Le samedi 21 mai 1938

 

DISCOURS

DE

M. LOUIS MADELIN
DÉLÉGUÉ DE L’ACADÉMIE FRANÇAISE

 

Messieurs,

Je ne saurais exprimer l’émotion que je ressens à voir célébrer la mémoire de Paul Thureau-Dangin, au seuil de cette demeure où s’est écoulée une vie tout entière consacrée au culte du bien et de la vérité. C’est dans ces murs, en effet, que, accueilli, jeune encore, par un illustre aîné, j’ai, en l’écoutant parler et en le voyant vivre, connu ce qu’une haute conscience peut donner de force au talent comme au caractère.

Paul Thureau-Dangin était alors à l’apogée de son œuvre. Déjà, l’Histoire de la Monarchie de Juillet, terminée depuis trois ou quatre ans, avait assis une renommée que l’Académie française venait de consacrer. J’avais lu, lorsque j’étais étudiant, le grand ouvrage devenu si vite classique, et, comme tout le monde, admiré sa riche documentation, sa parfaite ordonnance et son style impeccable. M. Thureau-Dangin avait, avec cette œuvre, atteint à la maîtrise.

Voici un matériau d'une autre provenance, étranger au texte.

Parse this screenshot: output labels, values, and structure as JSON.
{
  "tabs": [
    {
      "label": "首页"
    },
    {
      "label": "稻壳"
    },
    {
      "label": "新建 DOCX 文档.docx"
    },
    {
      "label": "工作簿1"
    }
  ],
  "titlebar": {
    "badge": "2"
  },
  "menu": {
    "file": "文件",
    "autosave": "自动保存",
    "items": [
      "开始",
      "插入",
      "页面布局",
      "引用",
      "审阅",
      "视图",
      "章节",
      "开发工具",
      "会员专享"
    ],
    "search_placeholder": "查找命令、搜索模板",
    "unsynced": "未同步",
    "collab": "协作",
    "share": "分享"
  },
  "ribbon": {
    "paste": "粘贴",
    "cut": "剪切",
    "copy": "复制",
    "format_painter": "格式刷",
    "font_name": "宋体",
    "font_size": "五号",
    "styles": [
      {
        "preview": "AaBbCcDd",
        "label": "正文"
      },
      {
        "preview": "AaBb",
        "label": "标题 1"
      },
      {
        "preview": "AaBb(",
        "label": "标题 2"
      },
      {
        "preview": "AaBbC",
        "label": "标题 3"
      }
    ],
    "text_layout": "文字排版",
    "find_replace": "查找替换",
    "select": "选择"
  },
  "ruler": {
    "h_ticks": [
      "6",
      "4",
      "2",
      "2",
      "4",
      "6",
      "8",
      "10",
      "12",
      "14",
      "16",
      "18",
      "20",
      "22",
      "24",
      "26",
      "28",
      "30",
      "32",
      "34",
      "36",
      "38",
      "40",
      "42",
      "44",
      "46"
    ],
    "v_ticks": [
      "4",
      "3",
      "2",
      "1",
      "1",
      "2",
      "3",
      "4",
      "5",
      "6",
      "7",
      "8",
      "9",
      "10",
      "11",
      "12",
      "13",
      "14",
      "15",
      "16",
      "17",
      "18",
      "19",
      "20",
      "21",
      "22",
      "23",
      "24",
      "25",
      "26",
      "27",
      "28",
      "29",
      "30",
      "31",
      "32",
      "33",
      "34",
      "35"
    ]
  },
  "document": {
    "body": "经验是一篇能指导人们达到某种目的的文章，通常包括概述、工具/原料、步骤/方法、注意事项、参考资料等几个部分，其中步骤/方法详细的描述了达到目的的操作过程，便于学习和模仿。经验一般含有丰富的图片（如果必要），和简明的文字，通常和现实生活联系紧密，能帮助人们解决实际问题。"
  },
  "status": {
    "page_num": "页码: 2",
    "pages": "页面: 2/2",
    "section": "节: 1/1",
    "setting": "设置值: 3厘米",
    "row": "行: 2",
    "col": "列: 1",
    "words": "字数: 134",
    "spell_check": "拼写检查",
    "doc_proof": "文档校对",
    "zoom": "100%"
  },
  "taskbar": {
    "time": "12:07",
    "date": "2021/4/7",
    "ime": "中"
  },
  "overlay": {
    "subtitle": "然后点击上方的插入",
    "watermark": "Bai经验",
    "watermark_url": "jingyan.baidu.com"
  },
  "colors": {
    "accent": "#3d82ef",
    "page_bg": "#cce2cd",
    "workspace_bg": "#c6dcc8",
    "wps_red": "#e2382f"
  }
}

Il ne s’était cependant pas, dans sa jeunesse, destiné à lhistoire, paraissant viser à devenir, non point un écrivain, mais un juriste. La vie dispose de nous, et c’est par une voie imprévue qu’il avait été amené aux études qui devaient illustrer son nom. Inspiré par les convictions religieuses et politiques les plus fortes, il s’était, tout d’abord, porté avec résolution dans la bataille des idées. Catholique, monarchiste et libéral, il s’était associé à de chers amis, au premier rang desquels se trouvait François Beslay, pour soutenir, dans un journal qui eut son heure d’influence, le Français, les idées qui lui étaient chères. Il s’était distingué, dans cette collaboration, par la vigueur et tout à la fois la tenue de sa plume — non sans apporter à la polémique, en dépit d’une modération constante, une certaine acuité. Le Français, fort malheureusement, avait succombé. Sa chute a ravi à la presse un journaliste d’élite, mais elle a valu au pays un grand historien.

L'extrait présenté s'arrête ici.